今回は、『仮面ライダークウガ』放送開始から25周年という節目の今、多くの視聴者を「重い」気持ちにさせたであろうトラウマエピソードの数々を振り返りたい。
※本記事には作品の内容を含みます
■“死”の恐怖を突き付けた「EPISODE18 喪失/EPISODE19 霊石」
『仮面ライダー』は絶対に負けることのない、命を落とすことのないヒーローとして存在し続けてきた。その概念が揺らぐエピソードが「EPISODE18 喪失/EPISODE19 霊石」だ。
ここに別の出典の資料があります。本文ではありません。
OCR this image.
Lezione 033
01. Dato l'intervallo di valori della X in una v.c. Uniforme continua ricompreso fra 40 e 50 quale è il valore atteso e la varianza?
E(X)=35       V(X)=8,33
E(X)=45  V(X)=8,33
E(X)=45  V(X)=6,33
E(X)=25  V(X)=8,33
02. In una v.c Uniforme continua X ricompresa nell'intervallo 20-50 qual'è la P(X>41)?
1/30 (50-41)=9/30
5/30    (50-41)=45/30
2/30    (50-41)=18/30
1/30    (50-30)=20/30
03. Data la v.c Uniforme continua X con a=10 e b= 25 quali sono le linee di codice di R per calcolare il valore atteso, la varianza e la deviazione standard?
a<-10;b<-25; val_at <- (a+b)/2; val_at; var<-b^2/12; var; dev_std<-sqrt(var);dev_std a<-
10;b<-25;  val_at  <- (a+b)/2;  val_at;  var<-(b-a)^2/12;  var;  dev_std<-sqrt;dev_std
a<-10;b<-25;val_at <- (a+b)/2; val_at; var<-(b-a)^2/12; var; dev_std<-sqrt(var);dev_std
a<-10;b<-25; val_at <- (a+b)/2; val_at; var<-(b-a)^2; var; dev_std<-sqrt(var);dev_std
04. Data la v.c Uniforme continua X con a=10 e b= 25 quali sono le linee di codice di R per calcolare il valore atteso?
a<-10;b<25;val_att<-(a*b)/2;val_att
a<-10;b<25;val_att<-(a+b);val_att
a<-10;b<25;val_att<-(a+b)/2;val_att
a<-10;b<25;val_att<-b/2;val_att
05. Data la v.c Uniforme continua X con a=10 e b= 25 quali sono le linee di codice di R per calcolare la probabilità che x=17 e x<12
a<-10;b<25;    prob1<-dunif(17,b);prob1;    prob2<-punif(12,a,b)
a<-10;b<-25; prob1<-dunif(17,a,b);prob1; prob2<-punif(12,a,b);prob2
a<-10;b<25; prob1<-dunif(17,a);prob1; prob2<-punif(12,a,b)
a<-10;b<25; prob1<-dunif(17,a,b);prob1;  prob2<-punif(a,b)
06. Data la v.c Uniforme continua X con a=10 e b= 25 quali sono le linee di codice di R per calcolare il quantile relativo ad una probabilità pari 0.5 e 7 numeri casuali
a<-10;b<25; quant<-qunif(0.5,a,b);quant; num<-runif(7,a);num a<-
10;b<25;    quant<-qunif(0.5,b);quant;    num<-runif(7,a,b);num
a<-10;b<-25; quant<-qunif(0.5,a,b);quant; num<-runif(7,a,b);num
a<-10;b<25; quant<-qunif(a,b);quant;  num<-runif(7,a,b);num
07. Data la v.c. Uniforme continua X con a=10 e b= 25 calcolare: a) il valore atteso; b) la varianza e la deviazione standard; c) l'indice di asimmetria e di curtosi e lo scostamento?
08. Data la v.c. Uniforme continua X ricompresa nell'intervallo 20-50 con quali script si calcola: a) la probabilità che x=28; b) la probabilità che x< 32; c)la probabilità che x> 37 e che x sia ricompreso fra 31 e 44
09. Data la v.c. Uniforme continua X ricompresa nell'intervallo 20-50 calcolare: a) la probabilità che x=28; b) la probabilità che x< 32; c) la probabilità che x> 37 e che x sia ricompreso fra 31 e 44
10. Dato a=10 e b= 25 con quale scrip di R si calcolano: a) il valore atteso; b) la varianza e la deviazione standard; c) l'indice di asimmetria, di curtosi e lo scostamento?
同作は、地殻変動によって復活した未確認生命体=グロンギの脅威にさらされる人類を守るため、オダギリジョー演じる冒険家の青年・五代雄介が、古代のベルトを身につけ仮面ライダークウガとして戦う物語。
「EPISODE18 喪失」で、未確認生命体第26号が凶行を繰り返しているという連絡を受けた五代は現場へと急行。そこでクウガに変身し臨戦態勢に入るも、その最中に毒の胞子を吸い込んでしまい、重傷を負ってしまう。病院へと担ぎ込まれた五代は、そのままラストで命を落としてしまうのだ。心臓の鼓動が止まり、ホルター心電図がピーッと鳴り続ける……。
フィクションとはいえ、人ひとりが“死ぬ”ということに耐性のない子どもたちからすれば、胸元に心臓マッサージの跡が残る五代の身体は、かなり大きな衝撃を与えるものだっただろう。あえて音楽を多用せず、医師や看護師の呼吸がまざまざと伝わってくる演出もリアルだ。無敵だと信じていた仮面ライダーが死んでしまうなんて……と子どもたちに絶望を与えたと同時に、まだ直面したことがないであろう“死”という概念を突き付けたエピソードだった。
続く「EPISODE19 霊石」になってからも、五代=クウガの死は周囲に大きな影響を及ぼす。結果的には復活を遂げるが、ヒーローでも命を落とすことがあるという衝撃は、トラウマを与えたに違いない。今でもヒーロー作品で主要キャラがピンチになると、このエピソードが脳裏にフラッシュバックする大人も多いのではないか。
■通り魔事件が現実とリンク「EPISODE23 不安/EPISODE24 強化」
1990年代から2000年代にかけて、日本では相次ぐ「通り魔事件」が世間を震撼させていた。道を歩いているだけでも物騒な世の中になってしまったことに人々は恐怖したが、『仮面ライダークウガ』にもそんな恐怖を描いたエピソードが存在する。
「EPISODE23 不安」および「EPISODE24 強化」に登場する未確認生命体第36号は、ある条件下にいる人間を次々と襲っていく。手に持った鎌状の武器を、すれ違いざまに一振り。「振り向くな!」と言った瞬間に、背後の人間がバタンと倒れるという恐怖しかない演出は、世間を騒がせているニュースも相まって恐ろしく感じた。
未確認生命体の犯行は怪人態だけでなく、人間の姿をしたままで行われることもある。同エピソードもまた例外ではなく、人間態の第36号が鎌で人を切る……。
たまたますれ違った人間が凶悪犯だったという、現実世界でも起こりうる悲劇を克明に映し出しており、とても他人事として片づけられないものに映った。
子どもながらにしばらくの間、道ですれ違う人々が全員危険人物に見えてしまったことは言うまでもない。無差別に殺戮を繰り返す未確認生命体たちの凶行の中でも、当時の世相も影響して、とりわけリアルなものだった印象だ。